The 10 cm Nebelwerfer 35 (10 cm NbW 35) was a heavy mortar used by Germany during World War II. Much like the American M2 4.2 inch mortar it was intended to deliver chemical munitions, such as gas and smoke shells. Unlike the American weapon it appears to have had an ordinary high-explosive shell from the beginning. It was of conventional design, and was virtually a scaled-up 8 cm GrW 34. It broke down into the standard three loads for transport. The tube weighed 31.7 kg, the baseplate 36.3 kg and the bipod 32.2 kg. Each could be man-packed for some distance, but small handcarts were issued for longer distances. Each mortar squad consisted of a squad leader, three gunners and three ammunition bearers.
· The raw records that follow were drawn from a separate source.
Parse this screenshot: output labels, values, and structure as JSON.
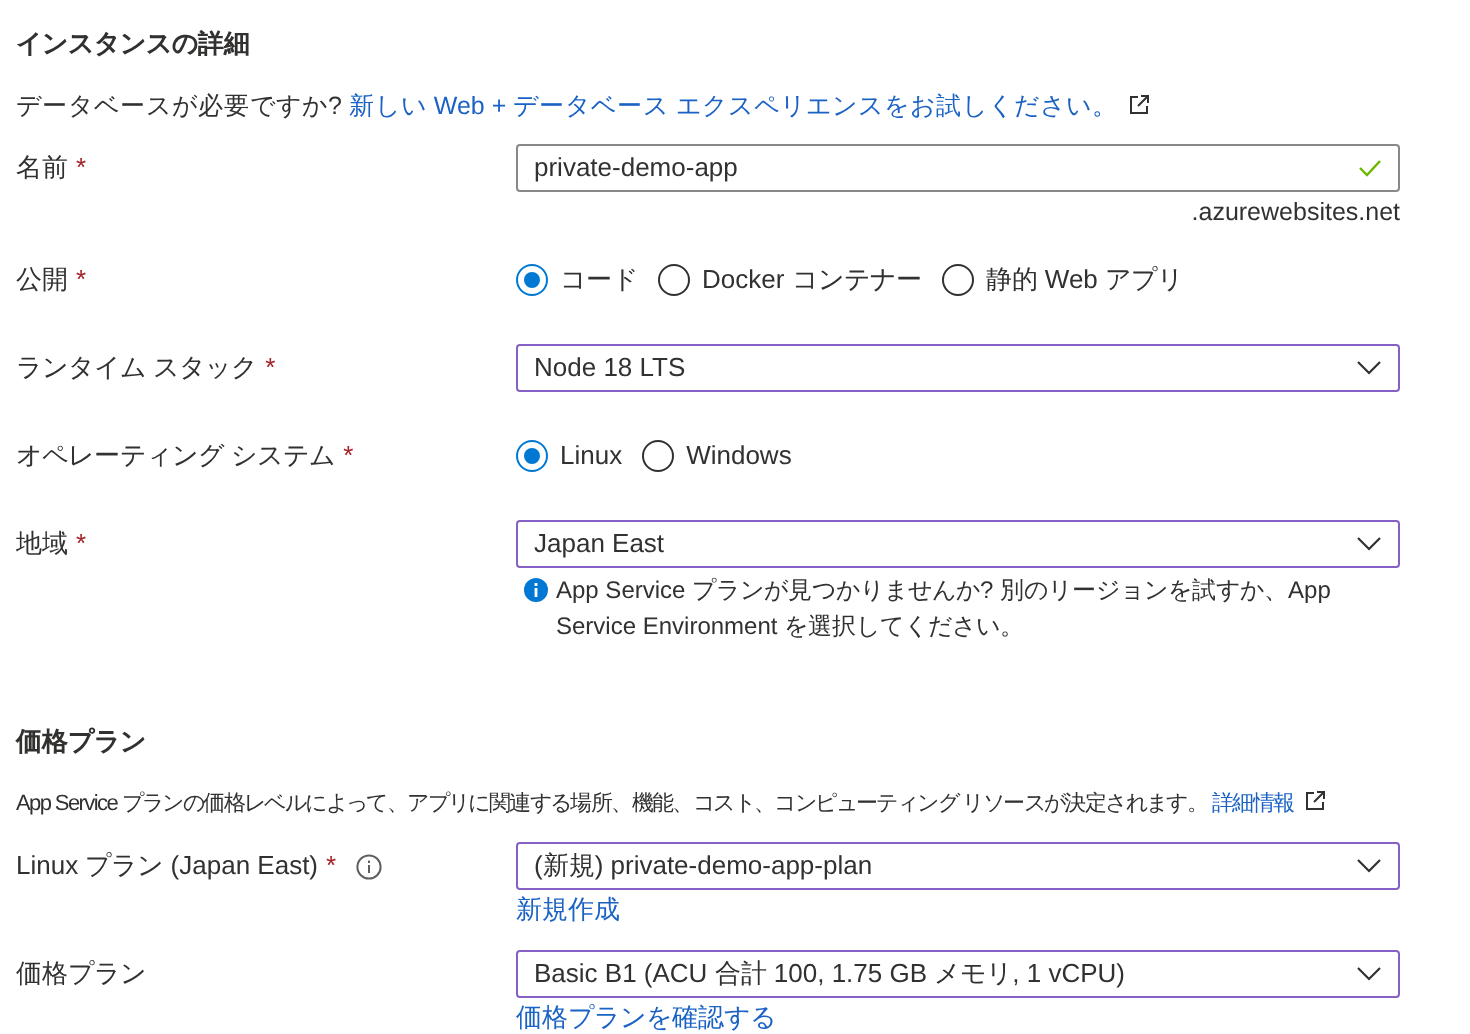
{
  "sections": [
    {
      "title": "インスタンスの詳細",
      "intro": {
        "text": "データベースが必要ですか?",
        "link": "新しい Web + データベース エクスペリエンスをお試しください。"
      },
      "fields": [
        {
          "kind": "text",
          "label": "名前",
          "required_mark": "*",
          "value": "private-demo-app",
          "valid": true,
          "suffix": ".azurewebsites.net"
        },
        {
          "kind": "radio",
          "label": "公開",
          "required_mark": "*",
          "options": [
            {
              "label": "コード",
              "selected": true
            },
            {
              "label": "Docker コンテナー",
              "selected": false
            },
            {
              "label": "静的 Web アプリ",
              "selected": false
            }
          ]
        },
        {
          "kind": "select",
          "label": "ランタイム スタック",
          "required_mark": "*",
          "value": "Node 18 LTS"
        },
        {
          "kind": "radio",
          "label": "オペレーティング システム",
          "required_mark": "*",
          "options": [
            {
              "label": "Linux",
              "selected": true
            },
            {
              "label": "Windows",
              "selected": false
            }
          ]
        },
        {
          "kind": "select",
          "label": "地域",
          "required_mark": "*",
          "value": "Japan East",
          "info": "App Service プランが見つかりませんか? 別のリージョンを試すか、App Service Environment を選択してください。"
        }
      ]
    },
    {
      "title": "価格プラン",
      "intro": {
        "text": "App Service プランの価格レベルによって、アプリに関連する場所、機能、コスト、コンピューティング リソースが決定されます。",
        "link": "詳細情報"
      },
      "fields": [
        {
          "kind": "select",
          "label": "Linux プラン (Japan East)",
          "required_mark": "*",
          "help_icon": true,
          "value": "(新規) private-demo-app-plan",
          "link": "新規作成"
        },
        {
          "kind": "select",
          "label": "価格プラン",
          "value": "Basic B1 (ACU 合計 100, 1.75 GB メモリ, 1 vCPU)",
          "link": "価格プランを確認する"
        }
      ]
    }
  ]
}
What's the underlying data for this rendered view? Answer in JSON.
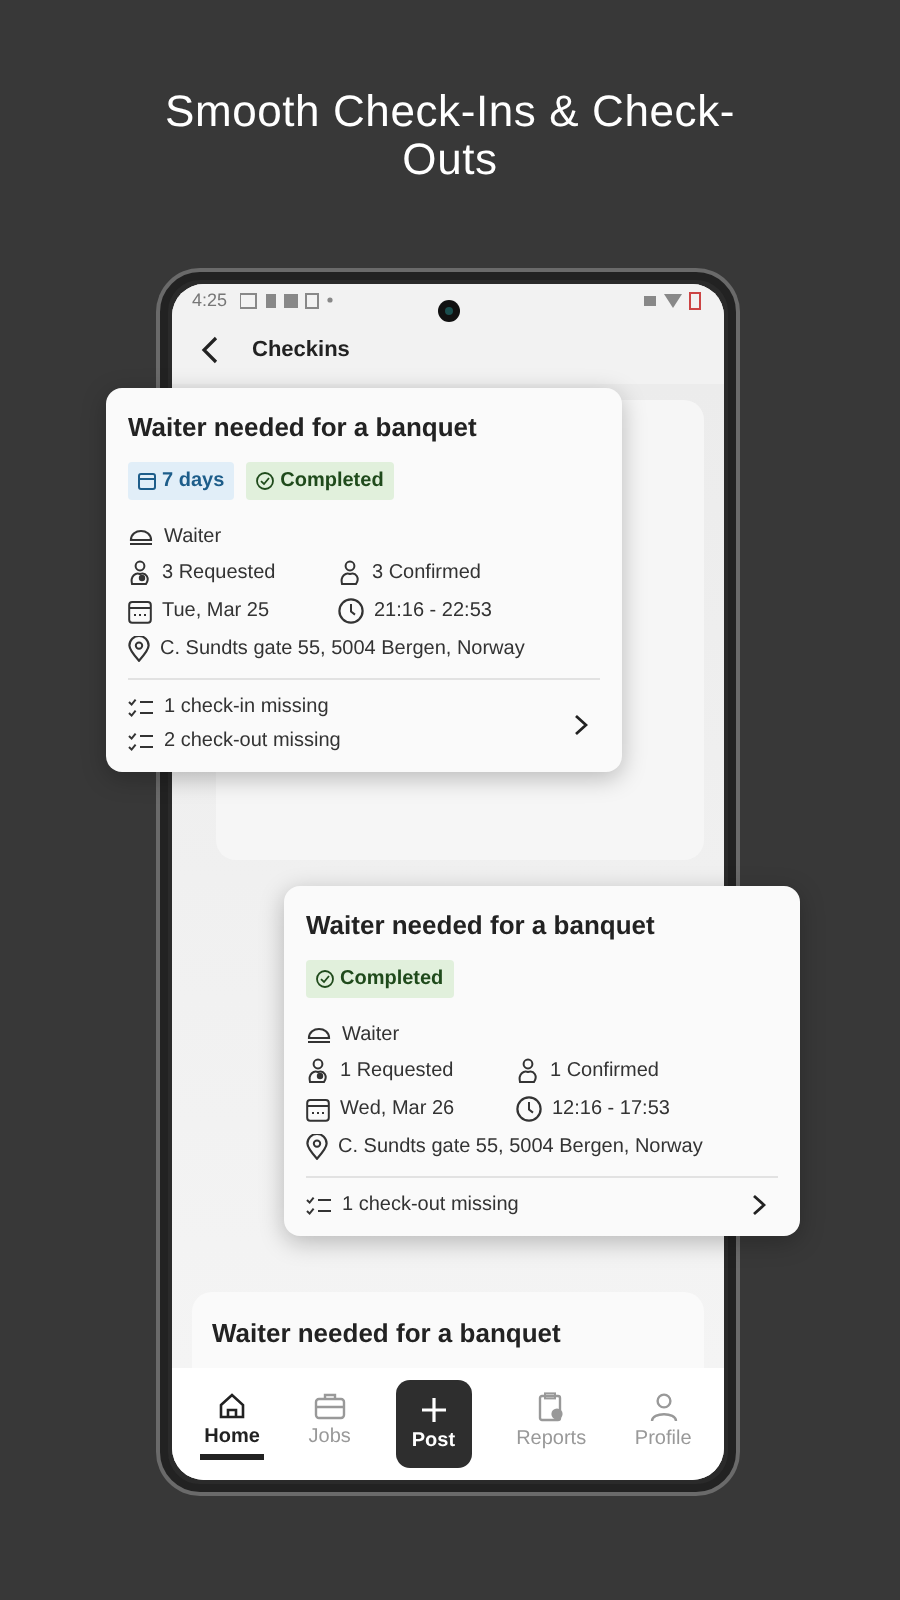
{
  "headline": "Smooth Check-Ins & Check-Outs",
  "status_bar": {
    "time": "4:25"
  },
  "header": {
    "title": "Checkins"
  },
  "cards": [
    {
      "title": "Waiter needed for a banquet",
      "badges": [
        {
          "kind": "duration",
          "label": "7 days"
        },
        {
          "kind": "status",
          "label": "Completed"
        }
      ],
      "role": "Waiter",
      "requested": "3 Requested",
      "confirmed": "3 Confirmed",
      "date": "Tue, Mar 25",
      "time": "21:16 - 22:53",
      "address": "C. Sundts gate 55, 5004 Bergen, Norway",
      "checks": [
        "1 check-in missing",
        "2 check-out missing"
      ]
    },
    {
      "title": "Waiter needed for a banquet",
      "badges": [
        {
          "kind": "status",
          "label": "Completed"
        }
      ],
      "role": "Waiter",
      "requested": "1 Requested",
      "confirmed": "1 Confirmed",
      "date": "Wed, Mar 26",
      "time": "12:16 - 17:53",
      "address": "C. Sundts gate 55, 5004 Bergen, Norway",
      "checks": [
        "1 check-out missing"
      ]
    }
  ],
  "background_card": {
    "title": "Waiter needed for a banquet"
  },
  "nav": [
    {
      "kind": "tab",
      "label": "Home",
      "selected": true
    },
    {
      "kind": "tab",
      "label": "Jobs",
      "selected": false
    },
    {
      "kind": "action",
      "label": "Post",
      "selected": false
    },
    {
      "kind": "tab",
      "label": "Reports",
      "selected": false
    },
    {
      "kind": "tab",
      "label": "Profile",
      "selected": false
    }
  ]
}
It was initially deployed in (Nebelwerfer "smoke mortar") battalions belonging to the Chemical Corps of the Heer; exactly how the American initially fielded their own 4.2 inch mortar in chemical mortar battalions. From 1941 they were replaced by the 10 cm Nebelwerfer 40 and the 15 cm Nebelwerfer 41 multiple rocket launcher.

== Operational use ==
Initially they were deployed in Nebelwerfer battalions numbered 1 to 9, plus the Nebel-Lehr Abteilung (Demonstration Battalion) and saw service in the Battle of France and Russia during Operation Barbarossa.

Specialist units using these mortars were also formed, such as Gebirgs-Werfer-Abteilung (Mountain Mortar Battalion) 10 which was formed in Finland in early 1942 by expanding Nebelwerfer-Batterie 222. This had itself been converted from 8th Battery of Artillery Regiment 222 of the 181st Infantry Division during the invasion of Norway.

Following their replacement in the chemical corps, further uses were found for the mortars, including issue to Fallschirmjager units as heavy mortars.